Clinical laboratory errors pose a threat to patient safety and previous studies have demonstrated that pre-analytical error is the most common error type. Our study aimed to determine the types and frequency of errors occurring in clinical laboratory testing in contemporary practice.

Methods

Errors occurring in a core laboratory between 01/2022 and 05/2023 were recorded retrospectively. Errors were quantified using multiple data-streams including real-time manual technologist intervention, incidence reports filed by hospital staff/physicians, and retrospective assessment using automated reports from the lab information system (LIS). Errors were adjudicated and binned into pre-analytical, analytical, and post-analytical phases. Total test volumes were assessed in the LIS and electronic medical record.

Results

There were 37,680,242 billable results reported from approximately 11,000,000 specimens during the study period. In total, 87,317 errors occurred impacting 0.23 % (2,300 ppm) of billable results and approximately 0.79 % (7,900 ppm) of specimens. Among these errors, 85,894 (98.4 %, 984,000 ppm) were in the pre-analytical, 451 (0.5 %, 5,000 ppm) were in the analytical, and 972 (1.1 %, 11,000 ppm) occurred in the post-analytical phase. Hemolysis impacting specimen integrity (60,748/87,317, 69.6 %, 696,000 ppm) was the most common error. When excluding hemolysis, there were 26,569 errors documented (0.06 %, 600 ppm of billable results), among which 94.6 %, 1.7 % (17,000 ppm) and 3.7 % (37,000 ppm) were in the pre-analytical, analytical and post-analytical phase respectively.

Conclusions

Observed error rates were consistent with previous studies with pre-analytical errors comprising most errors. High prevalence of pre-analytical errors implies a need for enhanced tools for error detection and mitigation in the pre-analytical phase of testing.


Corresponding author: Christopher W. Farnsworth, Department of Pathology and Immunology, Washington University in St. Louis, 660 S. Euclid Ave, St. Louis, MO 63110, USA, E-mail:

  1. Research ethics: Deemed non-human subjects research by Washington University in St. Louis IRB.

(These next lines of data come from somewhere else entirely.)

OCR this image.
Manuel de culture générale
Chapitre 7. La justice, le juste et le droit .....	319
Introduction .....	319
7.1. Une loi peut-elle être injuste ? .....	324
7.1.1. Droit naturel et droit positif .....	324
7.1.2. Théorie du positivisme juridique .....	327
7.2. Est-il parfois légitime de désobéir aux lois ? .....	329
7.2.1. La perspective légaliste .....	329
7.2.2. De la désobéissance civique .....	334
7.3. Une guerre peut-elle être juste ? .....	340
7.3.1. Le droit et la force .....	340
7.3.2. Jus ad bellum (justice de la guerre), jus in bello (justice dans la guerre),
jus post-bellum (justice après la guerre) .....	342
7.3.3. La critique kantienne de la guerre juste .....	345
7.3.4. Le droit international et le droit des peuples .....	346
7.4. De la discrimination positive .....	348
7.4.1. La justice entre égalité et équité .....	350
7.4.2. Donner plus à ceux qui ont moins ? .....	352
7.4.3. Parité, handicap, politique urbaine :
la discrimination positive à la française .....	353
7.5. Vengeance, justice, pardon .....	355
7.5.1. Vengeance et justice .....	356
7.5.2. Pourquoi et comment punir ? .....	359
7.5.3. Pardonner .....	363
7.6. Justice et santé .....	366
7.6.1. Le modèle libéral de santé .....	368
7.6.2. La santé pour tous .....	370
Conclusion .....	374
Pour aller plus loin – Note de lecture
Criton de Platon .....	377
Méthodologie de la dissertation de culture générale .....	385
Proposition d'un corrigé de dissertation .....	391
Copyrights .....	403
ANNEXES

  2. Informed consent: Not applicable.

  3. Author contributions: All authors have accepted responsibility for the entire content of this manuscript and approved its submission.

  4. Use of Large Language Models, AI and Machine Learning Tools: None declared.

  5. Conflict of interest: The authors declare the following conflicts of interest: Research Funding: CF – Roche, Abbott, Siemens, Beckman coulter, Cepheid, Biomerieux. MZ – BIomerieux. Financial Support – MZ: ALDM – speaker honoraria on topics related to predictive analytics, ADLM support for travel to annual scientific meeting, API support for travel to annual summit. Consulting – abbott, werfen, cytovale. Others – CF – Editorial Board, clinical chemistry. MZ – ADLM Data analytics steering committee. Patents: MZ – Patent regarding analysis of immunoassays. Patent regarding analytical methods for analyzing bacteria proteomes. Planned patent for metabolic cage modeling software. All other authors declare no conflicts of interest.

  6. Research funding: None declared.

  7. Data availability: Not applicable.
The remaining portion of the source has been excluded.